Not sure about me not using my own name on Twitter. My Twitter handle is @andismit - the first online handle I ever had, dating back to 1990. Back in those days there was an 8 character limit on your user name. And I mis-typed it. Should have been andysmit. Still, I’ve stuck with it over the years. Not too far removed from Andrew Smith. And hardly an attempt by me to conceal who I am (curious that most of the people commenting here don’t use their real name).
@Happen Stan Only a handful of Google employees know exactly how its search algorithm works. I don’t deny a whole industry has grown up trying to second guess how it operates. And from time to time, some people claim to have found ways of manipulating results - but Google soon spots these loopholes and closes them down - whereas in the past this might have given you a few weeks advantage, whereas now you might have a few hours if you are lucky - but anyone claiming to have somehow discovered from the outside how to game Google’s natural search results on an industrial scale is either deluded or a charlatan.
@livers I don’t know the exact phrases that BP are alleged to have tried to manipulate results for. The point being that in order to bounce a page from the first 10 pages of results for one phrase would require manipulating 100+ pages in order to remove it. There are on average 14,800 searches a month for phrases containing the word dahabshiil (Google’s own figures - freely available) - in order to rid all results from Google SERPs would potentially require manipulating 00s if not 000s of page results. Not sure a phalanx of fake blogs and astroturfing comments could achieve that in a few months. If ever. And I can't believe that if anything was attempted on that scale that Google wouldn't notice it.
As I said, I don’t know the exact phrases being targetted. But there may be other reasons why the so called offending pages no longer appear - it is conceivable that they are no longer indexed by Google (either voluntarily by the site owner or for other reasons). However, this would hardly constitute a voodoo style dark art.
@lance Thanks. Good point about the EU Directive on Unfair Commercial practices
Surely, a PR firm would have no interest in steering people away from the possibility of this would they?
Isn't the point though, that unless you go looking for the guantanamo connection, you don't find it? I just did a Google search for Dahabshiil and I didn't see any headlines about guantanamo on the first ten pages. And the guantanamo thing is currently only on wikipedia because of the Independent article.
Why is The New Statesman letting this reptile have the right of reply on his industry?
The weasel doesn't even use his own name on Twitter.
"Google knows what constitutes a natural rise in links versus those that someone is attempting to artificially inflate."
If Google can 'know' surely someone who is particulalry tech savvy could find out how Google 'knows' and find a way to get around this 'knowledge' and manipualte the results.
Don't know how to manipulate Google but I always wonder how the spammer axxeholes like the above flying4biz manage to clog up blogs.
Does anyone actually ever click on them? They piss me off so much just by being there that I wouldn't dream of going to their poxy site.

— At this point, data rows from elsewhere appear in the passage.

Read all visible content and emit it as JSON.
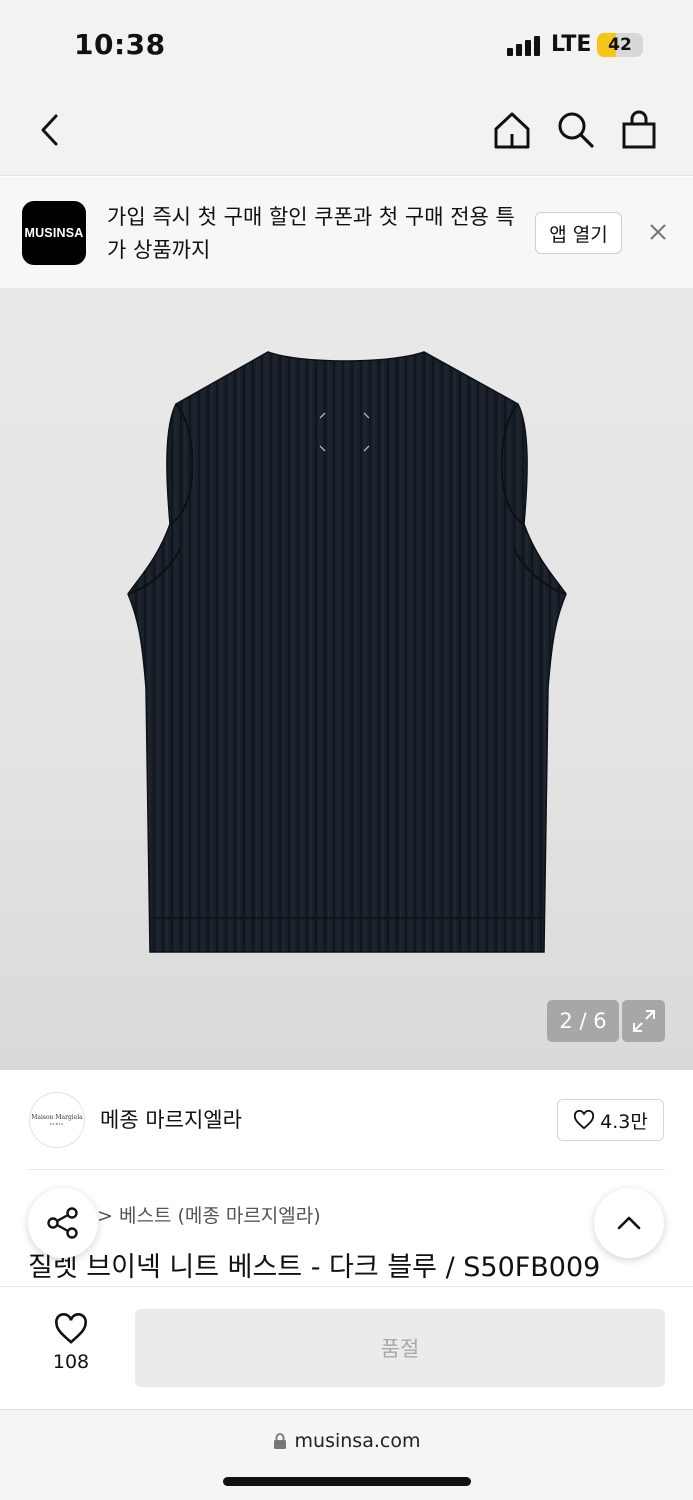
{
  "status_bar": {
    "time": "10:38",
    "network": "LTE",
    "battery": "42",
    "battery_level": 0.42,
    "battery_color": "#f5c518"
  },
  "nav": {
    "back_icon": "chevron-left-icon",
    "home_icon": "home-icon",
    "search_icon": "search-icon",
    "cart_icon": "shopping-bag-icon"
  },
  "promo": {
    "logo_text": "MUSINSA",
    "message": "가입 즉시 첫 구매 할인 쿠폰과 첫 구매 전용 특가 상품까지",
    "open_app_label": "앱 열기",
    "close_icon": "close-icon"
  },
  "gallery": {
    "counter": "2 / 6",
    "current": 2,
    "total": 6,
    "expand_icon": "expand-icon"
  },
  "brand": {
    "logo_text": "Maison Margiela",
    "logo_subtext": "PARIS",
    "name": "메종 마르지엘라",
    "like_count": "4.3만",
    "like_icon": "heart-outline-icon"
  },
  "product": {
    "breadcrumb": "> 베스트 (메종 마르지엘라)",
    "title": "질렛 브이넥 니트 베스트 - 다크 블루 / S50FB009"
  },
  "floating": {
    "share_icon": "share-icon",
    "scroll_top_icon": "chevron-up-icon"
  },
  "bottom_bar": {
    "wish_count": "108",
    "wish_icon": "heart-outline-icon",
    "soldout_label": "품절"
  },
  "browser": {
    "url": "musinsa.com",
    "lock_icon": "lock-icon"
  },
  "colors": {
    "vest": "#1a2029",
    "accent": "#000000"
  }
}
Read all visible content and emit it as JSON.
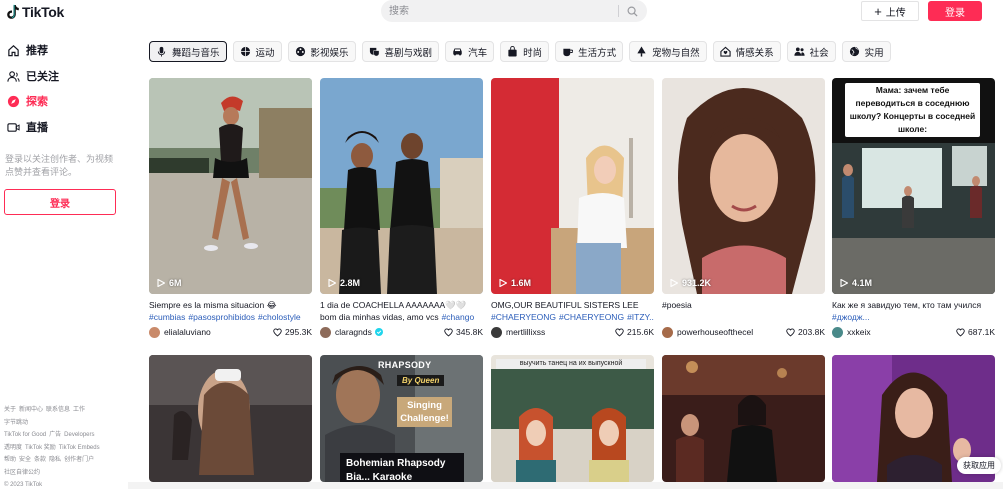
{
  "header": {
    "logo_text": "TikTok",
    "search_placeholder": "搜索",
    "upload_label": "上传",
    "login_label": "登录"
  },
  "sidebar": {
    "items": [
      {
        "label": "推荐",
        "icon": "home-icon",
        "active": false
      },
      {
        "label": "已关注",
        "icon": "following-icon",
        "active": false
      },
      {
        "label": "探索",
        "icon": "explore-icon",
        "active": true
      },
      {
        "label": "直播",
        "icon": "live-icon",
        "active": false
      }
    ],
    "hint": "登录以关注创作者、为视频点赞并查看评论。",
    "login_label": "登录",
    "footer": [
      [
        "关于",
        "新闻中心",
        "联系信息",
        "工作"
      ],
      [
        "字节跳动"
      ],
      [
        "TikTok for Good",
        "广告",
        "Developers"
      ],
      [
        "透明度",
        "TikTok 奖励",
        "TikTok Embeds"
      ],
      [
        "帮助",
        "安全",
        "条款",
        "隐私",
        "创作者门户"
      ],
      [
        "社区自律公约"
      ],
      [
        "© 2023 TikTok"
      ]
    ]
  },
  "chips": [
    {
      "label": "舞蹈与音乐",
      "icon": "mic-icon",
      "selected": true
    },
    {
      "label": "运动",
      "icon": "ball-icon",
      "selected": false
    },
    {
      "label": "影视娱乐",
      "icon": "film-icon",
      "selected": false
    },
    {
      "label": "喜剧与戏剧",
      "icon": "theater-icon",
      "selected": false
    },
    {
      "label": "汽车",
      "icon": "car-icon",
      "selected": false
    },
    {
      "label": "时尚",
      "icon": "bag-icon",
      "selected": false
    },
    {
      "label": "生活方式",
      "icon": "cup-icon",
      "selected": false
    },
    {
      "label": "宠物与自然",
      "icon": "tree-icon",
      "selected": false
    },
    {
      "label": "情感关系",
      "icon": "house-icon",
      "selected": false
    },
    {
      "label": "社会",
      "icon": "people-icon",
      "selected": false
    },
    {
      "label": "实用",
      "icon": "globe-icon",
      "selected": false
    }
  ],
  "videos": [
    {
      "views": "6M",
      "caption": "Siempre es la misma situacion 😂",
      "text": "",
      "tags": [
        "#cumbias",
        "#pasosprohibidos",
        "#cholostyle"
      ],
      "author": "elialaluviano",
      "verified": false,
      "likes": "295.3K",
      "avatar_color": "#c98a6a"
    },
    {
      "views": "2.8M",
      "caption": "1 dia de COACHELLA AAAAAAA🤍🤍",
      "text": "bom dia minhas vidas, amo vcs",
      "tags": [
        "#chango"
      ],
      "author": "claragnds",
      "verified": true,
      "likes": "345.8K",
      "avatar_color": "#8d6b5a"
    },
    {
      "views": "1.6M",
      "caption": "OMG,OUR BEAUTIFUL SISTERS LEE",
      "text": "",
      "tags": [
        "#CHAERYEONG",
        "#CHAERYEONG",
        "#ITZY..."
      ],
      "author": "mertlillixss",
      "verified": false,
      "likes": "215.6K",
      "avatar_color": "#3a3a3a"
    },
    {
      "views": "931.2K",
      "caption": "#poesia",
      "text": "",
      "tags": [],
      "author": "powerhouseofthecel",
      "verified": false,
      "likes": "203.8K",
      "avatar_color": "#a66b4a"
    },
    {
      "views": "4.1M",
      "caption": "Как же я завидую тем, кто там учился",
      "text": "",
      "tags": [
        "#джодж..."
      ],
      "author": "xxkeix",
      "verified": false,
      "likes": "687.1K",
      "avatar_color": "#4a8a8a"
    }
  ],
  "overlays": {
    "ru_text": "Мама: зачем тебе переводиться в соседнюю школу? Концерты в соседней школе:",
    "rhapsody": "RHAPSODY",
    "by_queen": "By Queen",
    "singing": "Singing Challenge!",
    "bohemian": "Bohemian Rhapsody",
    "bohemian_more": "Bia... Karaoke",
    "strip": "выучить танец на их выпускной"
  },
  "collapse_label": "获取应用",
  "colors": {
    "brand": "#fe2c55",
    "hashtag": "#2b5db9",
    "text": "#161823"
  }
}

If you search for Dahabshiil you will get bog all for the first 10 pages that mentions Guantanimo or Barre.
I believe their "boast" may be true.
Your search term included Guantanimo and the employees name, so of course you will get relevant content. You already knew what you were looking for. Duh.
Have you suffered a recent head injury, @charlesfrith? "New Statesman" is not offering a right to reply to anyone, which should be obvious to anyone with basic reading skills.
You don't freelance for Bell Pottinger, do you?
By the way, which is it anyway: reptile or weasel? Your zoological name-calling is staggeringly inconsistent.